Solved – Sample-size calculations for Benjamini-Hochberg, Westfall-Young, Holm-Bonferroni methods

bonferronisample-size

I'm currently setting up an experiment where we might want to do multiple comparisons (i.e. comparing several treatments with a control at the same time). It is pretty straightforward to calculate the needed sample-size using the Bonferroni correction. However, the Bonferroni method is pretty conservative, and I'm worried that we're wasting time or resources getting more samples than we actually need.

Are there ways to calculate needed sample-size for other correction methods, such as Benjamini-Hochberg, Holm-Bonferroni, Westfall-Young correction?

Or, in your experience, are you likely to see any significant decrease (more than 5%) in sample-size using any of these other methods at all?

The test in question is a simple comparison of treatment effects on a categorical outcome variable, with expected mean at 50%.

Best Answer

What is typically done (though it is easier said than done), is this:

  • do a pilot study which gives you an idea of the data you're handling
  • based on this (or if a pilot study is not an option, knowledge about the domain), create a data generating model so you can sample data that 'looks like' the true data.
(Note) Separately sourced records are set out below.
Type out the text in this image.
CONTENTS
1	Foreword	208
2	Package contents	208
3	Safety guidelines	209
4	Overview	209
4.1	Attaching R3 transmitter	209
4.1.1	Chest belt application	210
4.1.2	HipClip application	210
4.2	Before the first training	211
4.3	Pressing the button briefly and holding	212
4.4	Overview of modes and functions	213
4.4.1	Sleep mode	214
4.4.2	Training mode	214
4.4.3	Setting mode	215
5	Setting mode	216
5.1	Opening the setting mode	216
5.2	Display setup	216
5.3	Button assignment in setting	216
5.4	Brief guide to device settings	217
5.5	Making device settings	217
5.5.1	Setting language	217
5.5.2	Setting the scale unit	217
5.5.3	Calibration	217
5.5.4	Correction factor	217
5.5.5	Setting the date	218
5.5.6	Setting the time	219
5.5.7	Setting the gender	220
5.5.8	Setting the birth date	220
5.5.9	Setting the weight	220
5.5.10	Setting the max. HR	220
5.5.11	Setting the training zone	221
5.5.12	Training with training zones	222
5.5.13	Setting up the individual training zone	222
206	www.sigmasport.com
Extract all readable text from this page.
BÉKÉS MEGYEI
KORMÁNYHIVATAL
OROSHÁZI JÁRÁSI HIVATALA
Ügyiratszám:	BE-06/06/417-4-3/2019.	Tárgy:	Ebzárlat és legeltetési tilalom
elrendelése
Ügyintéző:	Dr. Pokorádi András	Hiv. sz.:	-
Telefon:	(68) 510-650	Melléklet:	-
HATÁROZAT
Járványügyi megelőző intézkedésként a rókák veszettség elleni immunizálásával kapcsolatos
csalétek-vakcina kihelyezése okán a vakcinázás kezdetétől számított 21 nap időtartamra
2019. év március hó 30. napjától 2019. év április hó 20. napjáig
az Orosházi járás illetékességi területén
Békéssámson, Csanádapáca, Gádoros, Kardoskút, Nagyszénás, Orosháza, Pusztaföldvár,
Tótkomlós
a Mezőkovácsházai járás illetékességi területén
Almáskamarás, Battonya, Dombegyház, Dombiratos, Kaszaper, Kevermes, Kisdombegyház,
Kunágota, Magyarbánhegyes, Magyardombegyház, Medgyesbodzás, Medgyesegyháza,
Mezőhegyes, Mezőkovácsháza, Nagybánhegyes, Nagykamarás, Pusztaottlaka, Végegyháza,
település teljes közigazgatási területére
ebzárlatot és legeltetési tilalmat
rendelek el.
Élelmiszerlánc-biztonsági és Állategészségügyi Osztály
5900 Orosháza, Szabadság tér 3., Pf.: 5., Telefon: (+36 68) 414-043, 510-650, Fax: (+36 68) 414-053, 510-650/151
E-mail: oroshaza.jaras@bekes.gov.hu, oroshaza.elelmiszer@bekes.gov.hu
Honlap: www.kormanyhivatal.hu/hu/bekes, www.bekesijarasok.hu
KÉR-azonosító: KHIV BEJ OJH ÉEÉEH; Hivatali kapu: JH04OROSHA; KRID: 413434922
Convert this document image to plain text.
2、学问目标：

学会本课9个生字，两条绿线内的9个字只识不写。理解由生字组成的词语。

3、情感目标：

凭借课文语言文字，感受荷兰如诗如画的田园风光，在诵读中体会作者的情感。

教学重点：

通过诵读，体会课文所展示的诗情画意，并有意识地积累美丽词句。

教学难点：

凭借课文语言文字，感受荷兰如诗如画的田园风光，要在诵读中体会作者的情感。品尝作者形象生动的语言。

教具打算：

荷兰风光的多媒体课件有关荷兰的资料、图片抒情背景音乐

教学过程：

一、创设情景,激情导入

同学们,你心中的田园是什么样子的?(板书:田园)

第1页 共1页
Make this so that you can control which observations are cases (in the sense that you want them picked up by the tests) and which are controls (again, in the sense that you want them to not be picked up by the tests).
  • for each of a reasonable set of sample sizes, run 100 or 1000 simulations (i.e.: create that many datasets, the more the merrier), and run the analysis on it. Calculate how well, e.g., the false discovery rate performs.
  • now you have estimates for each sample size on how good each of your measures will perform, so pick your sample size for the performance you need (if at all attainable), and be conservative about it (i.e.: if you can, add another slab of obervations)

The difficulty in the above is obviously in creating that data generating model. Once again, when in doubt: make the 'true effects' small and add lots of noise to keep it on the conservative side.

I'm pretty sure that the original article on FDR holds examples of where FWER performs really bad, so it is to be expected that the sample size calculations could be very different with the different measures.